November 12th, 2010
|10:52 pm - Explorations in Precognition|
I ran into a reference to an interesting-looking study on precognition on the New Scientist website. So, I waited to see the actual article about these allegedly successful experiments in precognition from the Journal of Personality and Social Psychology. Psi research is often very sloppily done, a physics professor at my undergrad University (Washington University in St. Louis) was rather infamous for this, but this sounds fairly solid.
These experiments were quite clever, effectively being standard psych experiments in perception run in reverse, with effect coming before cause, such as an experiment where subjects were ask to memorize a series of words, and then after their performance on this memorization was scored, they were given exercises to help them memorize some of those words. As is typical of many psych studies, the deviations from chance are relatively small (a bit more than 7% in one case, and more like 3% in most of the rest), but with sufficient numbers of tests, even those numbers are meaningful. It's impossible to know how carefully these experiments were performed, but if they were, then this could be interestingly significant. We'll now see if these experiments can be replicated.
In any case, experiments with precognition always makes me think of An Experiment with Time by John W. Dunne (not the poet), which is a fascinating philosophical work on time & precognition written in the 1920s. Amusingly, but unsurprisingly, I learned of this book (which I very much enjoyed reading) from reading by the 1952 SF novel Jack of Eagles written by James Blish.
It's also interesting for me to consider that this result fits in with Alan Moore's ideas of magic & the supernatural, if you assume that the "realm" of imagination does not function in lineal time.
Current Mood: thoughtful
With sufficient numbers of unpublished studies, even significant numbers can be in-. :p
I'd love to see this one replicated. I'm highly sceptical at the moment, but as always, willing to be persuaded.
I ran across an interesting reply (pdf)
to the Bem paper, which I think draws the most important conclusion:
Although the Bem experiments themselves do not provide evidence for precognition,
they do suggest that our academic standards of evidence may currently be set at a level
that is too low. It is easy to blame Bem for presenting results that were obtained in
part by exploration; it is also easy to blame Bem for possibly overestimating the evidence
in favor of H1 because he used p-values instead of a test that considers H0 vis-a-vis H1.

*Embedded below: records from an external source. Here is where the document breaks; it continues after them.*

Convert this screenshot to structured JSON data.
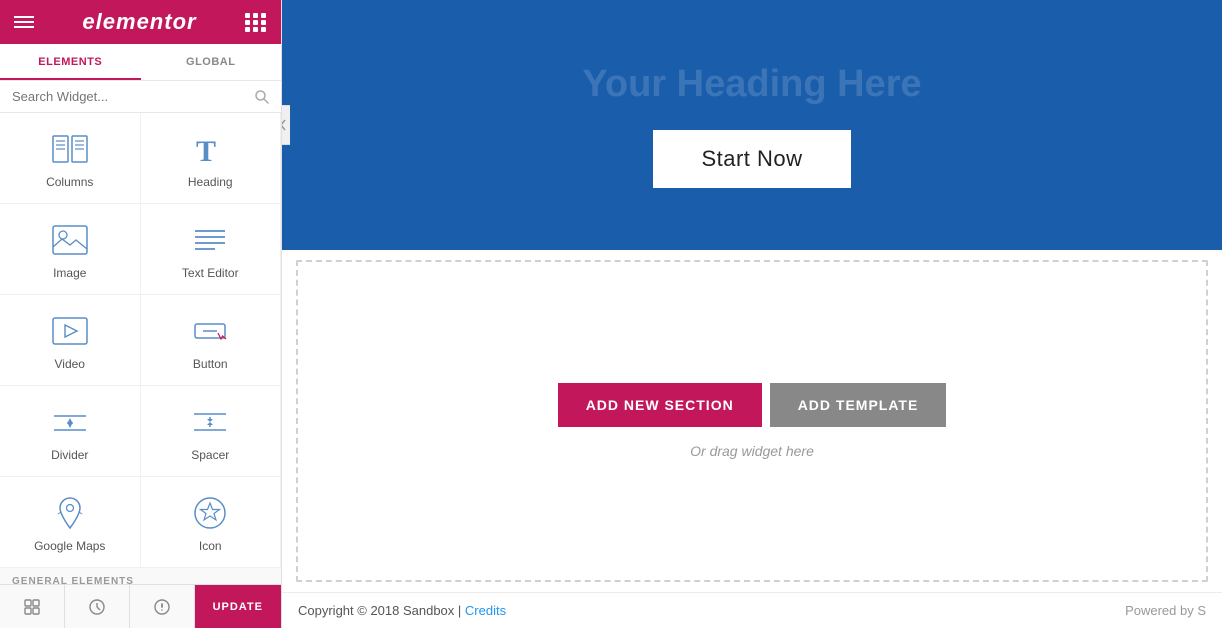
{
  "sidebar": {
    "logo": "elementor",
    "tabs": [
      {
        "id": "elements",
        "label": "ELEMENTS",
        "active": true
      },
      {
        "id": "global",
        "label": "GLOBAL",
        "active": false
      }
    ],
    "search": {
      "placeholder": "Search Widget...",
      "value": ""
    },
    "widgets": [
      {
        "id": "columns",
        "label": "Columns",
        "icon": "columns-icon"
      },
      {
        "id": "heading",
        "label": "Heading",
        "icon": "heading-icon"
      },
      {
        "id": "image",
        "label": "Image",
        "icon": "image-icon"
      },
      {
        "id": "text-editor",
        "label": "Text Editor",
        "icon": "text-editor-icon"
      },
      {
        "id": "video",
        "label": "Video",
        "icon": "video-icon"
      },
      {
        "id": "button",
        "label": "Button",
        "icon": "button-icon"
      },
      {
        "id": "divider",
        "label": "Divider",
        "icon": "divider-icon"
      },
      {
        "id": "spacer",
        "label": "Spacer",
        "icon": "spacer-icon"
      },
      {
        "id": "google-maps",
        "label": "Google Maps",
        "icon": "google-maps-icon"
      },
      {
        "id": "icon",
        "label": "Icon",
        "icon": "icon-icon"
      }
    ],
    "section_label": "GENERAL ELEMENTS",
    "footer": {
      "update_label": "UPDATE"
    }
  },
  "hero": {
    "title": "Start Now",
    "background_color": "#1a5dab"
  },
  "canvas": {
    "add_new_section_label": "ADD NEW SECTION",
    "add_template_label": "ADD TEMPLATE",
    "drag_hint": "Or drag widget here"
  },
  "footer": {
    "copyright": "Copyright © 2018 Sandbox | ",
    "credits_label": "Credits",
    "powered_by": "Powered by S"
  }
}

However, Bem played by the implicit rules that guide academic publishing—in fact, Bem
presented many more studies than would usually be required. It would therefore be mistaken
to interpret our assessment of the Bem experiments as an attack on research of unlikely
phenomena; instead, our assessment suggests that something is deeply wrong with the way
experimental psychologists design their studies and report their statistical results. It is a
disturbing thought that many experimental findings, proudly and confidently reported in
the literature as real, might in fact be based on statistical tests that are explorative and
biased. We hope the Bem article will become a signpost for change, a writing on the wall:
psychologists must change the way they analyze their data.